I thought this might be of interest to those travelling abroad.

RYANAIR MAKES WEB CHECK-IN FREE TO REDUCE AIRPORT QUEUES

Web Check-in/Priority Boarding service entirely free 
Airport check-in desk service charged at £2/€3 per person 
All other passengers can purchase priority boarding online 
Ryanair, Europe's largest international airline, today (Friday, 24th August 2007) announced new incentives to encourage passengers to use Ryanair's "Check'N'Go" web check in service, while at the same time discouraging passengers from checking in bags or using airport check in queues. Ryanair's web check-in service will be entirely free and enables passengers travelling with only hand luggage to avoid airport check-in and go straight through security, cutting out the queues and overcrowding which are now commonplace at many airports.

With effect for new bookings made from Thursday, 20th September onwards:

Web check-in will be free for passengers travelling with hand luggage only* and will also include free priority boarding at the departure gate.

Passengers who do not avail of free web check-in will be charged £2/€3 for using airport check in facilities

**Priority boarding will be made available for purchase online as well as through the existing sales points - call centres and airports for a fee of £2/€3 per person

Announcing these new incentives for passengers, Ryanair's Peter Sherrard said:

"Ryanair's web check in and priority boarding service has proven very popular among passengers by freeing them from check-in queues and departure gate queues. However clearly charging for this service has acted as a disincentive. We expect that providing this service free of charge (with Ryanair's generous hand baggage allowance of 10 kilos) will significantly increase usage. From the 20th September 2007, all passengers making new reservations on Ryanair.com will have the option to select the free web check-in and priority boarding service. Passengers who wish to travel with checked baggage will be subject to a small fee to reflect the cost of airport check in desk facilities.

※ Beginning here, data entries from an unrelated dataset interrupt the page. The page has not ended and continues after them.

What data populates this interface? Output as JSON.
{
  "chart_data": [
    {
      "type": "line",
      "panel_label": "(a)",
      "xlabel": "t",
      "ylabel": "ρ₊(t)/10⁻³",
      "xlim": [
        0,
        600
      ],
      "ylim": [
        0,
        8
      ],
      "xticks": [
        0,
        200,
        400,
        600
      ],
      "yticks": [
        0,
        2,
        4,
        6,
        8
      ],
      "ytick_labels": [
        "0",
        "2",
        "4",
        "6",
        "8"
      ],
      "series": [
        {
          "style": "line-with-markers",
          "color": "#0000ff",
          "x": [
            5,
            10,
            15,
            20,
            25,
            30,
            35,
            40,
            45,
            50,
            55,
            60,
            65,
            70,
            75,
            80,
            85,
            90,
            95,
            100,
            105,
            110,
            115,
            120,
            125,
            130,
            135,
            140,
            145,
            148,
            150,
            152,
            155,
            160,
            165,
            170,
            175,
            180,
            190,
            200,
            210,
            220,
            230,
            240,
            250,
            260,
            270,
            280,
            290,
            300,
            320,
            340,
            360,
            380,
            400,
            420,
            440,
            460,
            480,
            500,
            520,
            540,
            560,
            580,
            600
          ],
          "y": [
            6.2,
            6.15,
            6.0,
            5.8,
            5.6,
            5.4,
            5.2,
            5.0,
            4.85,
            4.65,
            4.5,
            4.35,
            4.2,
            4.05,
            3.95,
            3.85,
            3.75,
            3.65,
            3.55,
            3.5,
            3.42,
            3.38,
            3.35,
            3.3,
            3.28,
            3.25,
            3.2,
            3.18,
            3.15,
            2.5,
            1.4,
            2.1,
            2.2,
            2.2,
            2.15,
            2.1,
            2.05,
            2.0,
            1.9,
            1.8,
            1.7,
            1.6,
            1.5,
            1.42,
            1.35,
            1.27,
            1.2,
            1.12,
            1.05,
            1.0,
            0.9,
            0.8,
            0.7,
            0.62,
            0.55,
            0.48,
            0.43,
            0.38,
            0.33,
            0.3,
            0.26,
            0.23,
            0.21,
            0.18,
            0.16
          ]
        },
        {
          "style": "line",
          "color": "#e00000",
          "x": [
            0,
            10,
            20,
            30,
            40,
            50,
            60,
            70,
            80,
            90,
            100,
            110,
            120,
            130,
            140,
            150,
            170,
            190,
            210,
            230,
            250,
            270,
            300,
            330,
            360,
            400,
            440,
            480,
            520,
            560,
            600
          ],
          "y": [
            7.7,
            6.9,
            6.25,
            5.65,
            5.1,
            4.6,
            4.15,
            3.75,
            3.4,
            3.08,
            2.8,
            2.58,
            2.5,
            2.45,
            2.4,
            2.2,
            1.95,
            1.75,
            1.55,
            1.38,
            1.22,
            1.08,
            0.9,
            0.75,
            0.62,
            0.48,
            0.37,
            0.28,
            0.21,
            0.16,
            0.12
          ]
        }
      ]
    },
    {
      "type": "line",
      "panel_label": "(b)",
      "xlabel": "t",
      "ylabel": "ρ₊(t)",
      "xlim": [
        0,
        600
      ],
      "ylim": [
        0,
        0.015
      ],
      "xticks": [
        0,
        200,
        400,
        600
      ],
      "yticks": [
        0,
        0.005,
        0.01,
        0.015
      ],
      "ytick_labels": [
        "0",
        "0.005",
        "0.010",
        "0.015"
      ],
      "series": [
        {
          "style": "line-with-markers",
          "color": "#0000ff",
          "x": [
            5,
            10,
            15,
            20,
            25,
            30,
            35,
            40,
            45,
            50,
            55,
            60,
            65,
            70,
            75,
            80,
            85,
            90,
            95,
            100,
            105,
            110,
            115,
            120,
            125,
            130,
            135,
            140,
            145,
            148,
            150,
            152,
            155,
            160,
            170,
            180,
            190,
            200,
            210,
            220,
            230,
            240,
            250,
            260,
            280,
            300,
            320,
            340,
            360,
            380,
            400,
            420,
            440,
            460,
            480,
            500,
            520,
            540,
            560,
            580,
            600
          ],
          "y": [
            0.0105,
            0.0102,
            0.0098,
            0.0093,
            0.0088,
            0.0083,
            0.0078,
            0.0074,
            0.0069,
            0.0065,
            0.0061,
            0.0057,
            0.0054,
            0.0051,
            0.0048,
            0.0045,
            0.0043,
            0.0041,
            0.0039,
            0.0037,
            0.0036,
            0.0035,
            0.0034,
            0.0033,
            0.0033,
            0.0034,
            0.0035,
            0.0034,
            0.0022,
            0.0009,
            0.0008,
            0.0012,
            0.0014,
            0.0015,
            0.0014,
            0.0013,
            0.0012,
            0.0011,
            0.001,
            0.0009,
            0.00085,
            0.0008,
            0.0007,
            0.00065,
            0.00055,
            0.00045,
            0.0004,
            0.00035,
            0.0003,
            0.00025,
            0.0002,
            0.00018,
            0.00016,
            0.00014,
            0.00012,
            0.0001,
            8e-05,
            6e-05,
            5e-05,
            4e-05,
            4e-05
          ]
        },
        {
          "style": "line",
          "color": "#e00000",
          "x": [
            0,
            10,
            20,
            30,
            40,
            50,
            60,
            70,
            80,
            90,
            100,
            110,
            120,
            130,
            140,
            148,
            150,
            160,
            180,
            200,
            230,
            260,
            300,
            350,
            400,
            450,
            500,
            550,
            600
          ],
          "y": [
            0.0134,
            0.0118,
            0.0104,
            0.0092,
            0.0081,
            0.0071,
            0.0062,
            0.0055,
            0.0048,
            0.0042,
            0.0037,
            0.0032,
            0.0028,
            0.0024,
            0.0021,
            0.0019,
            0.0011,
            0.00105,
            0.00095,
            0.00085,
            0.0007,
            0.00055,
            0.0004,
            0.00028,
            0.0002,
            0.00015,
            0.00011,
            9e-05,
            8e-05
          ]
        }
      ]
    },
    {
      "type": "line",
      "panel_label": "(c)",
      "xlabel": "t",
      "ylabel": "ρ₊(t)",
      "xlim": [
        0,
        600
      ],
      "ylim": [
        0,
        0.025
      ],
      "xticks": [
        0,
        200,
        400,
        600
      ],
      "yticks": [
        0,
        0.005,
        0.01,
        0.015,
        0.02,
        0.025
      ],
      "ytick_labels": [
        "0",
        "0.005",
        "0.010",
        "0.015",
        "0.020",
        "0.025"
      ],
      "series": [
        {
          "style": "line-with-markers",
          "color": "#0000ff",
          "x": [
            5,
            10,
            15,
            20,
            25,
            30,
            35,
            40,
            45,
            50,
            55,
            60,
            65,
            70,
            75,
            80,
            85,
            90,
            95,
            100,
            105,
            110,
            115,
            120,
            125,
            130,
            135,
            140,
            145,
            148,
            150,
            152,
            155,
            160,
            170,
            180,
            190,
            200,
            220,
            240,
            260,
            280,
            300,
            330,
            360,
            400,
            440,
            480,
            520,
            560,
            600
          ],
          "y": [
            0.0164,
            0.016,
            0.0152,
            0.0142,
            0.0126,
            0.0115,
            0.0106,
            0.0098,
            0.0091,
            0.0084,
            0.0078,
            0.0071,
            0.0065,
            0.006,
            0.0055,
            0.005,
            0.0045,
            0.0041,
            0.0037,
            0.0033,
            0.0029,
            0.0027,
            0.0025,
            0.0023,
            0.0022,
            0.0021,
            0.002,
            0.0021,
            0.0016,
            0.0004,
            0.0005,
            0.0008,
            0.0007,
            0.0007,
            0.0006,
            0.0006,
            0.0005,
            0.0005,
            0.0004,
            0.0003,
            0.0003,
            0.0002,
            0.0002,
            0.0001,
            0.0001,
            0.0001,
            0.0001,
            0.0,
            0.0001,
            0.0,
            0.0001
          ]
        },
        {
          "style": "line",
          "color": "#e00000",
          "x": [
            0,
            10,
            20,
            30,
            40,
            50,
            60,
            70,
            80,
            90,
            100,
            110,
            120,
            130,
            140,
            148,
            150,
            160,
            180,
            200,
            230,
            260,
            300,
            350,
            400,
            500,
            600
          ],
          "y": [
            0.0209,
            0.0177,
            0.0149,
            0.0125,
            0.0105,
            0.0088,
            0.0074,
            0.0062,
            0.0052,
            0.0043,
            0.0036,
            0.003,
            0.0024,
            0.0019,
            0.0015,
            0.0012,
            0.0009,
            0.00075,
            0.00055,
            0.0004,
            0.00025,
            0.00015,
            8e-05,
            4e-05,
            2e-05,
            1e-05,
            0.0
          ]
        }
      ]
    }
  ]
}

"Also from that date all passengers not using our web check service will be able to purchase our **priority boarding service on Ryanair.com as well as the existing call centre and airport ticket desks. This will make it much easier for passengers, particularly those travelling with families, to purchase our priority boarding service. These new measures will, we believe, encourage more and more passengers to travel without checked in baggage and use Ryanair's free web check-in and priority boarding service. These passengers will do so entirely free of charge, whilst avoiding the check in queues and being among the first to choose their seats onboard. Our web check-in/priority boarding service is undoubtedly the way forward, and with Ryanair's combination of lowest fares, more flights, best punctuality and now, free of charge web check in and priority boarding, passengers have never had a better deal on Ryanair, the world's favourite airline".

*Certain passenger restrictions apply see online check in website for details
** Passengers with special needs who have pre-advised Ryanair of their condition are not required to purchase priority boarding as seats will already be reserved onboard and they will be boarded after general boarding has been completed.


----------



## Suzie (Jan 22, 2004)

Drew and family web check in all the time with ryanair! 

so really helpful to know its free now 

x


----------



## bluebell (Dec 9, 2004)

Thanks Tony !!!!
Bluebell xxxx


----------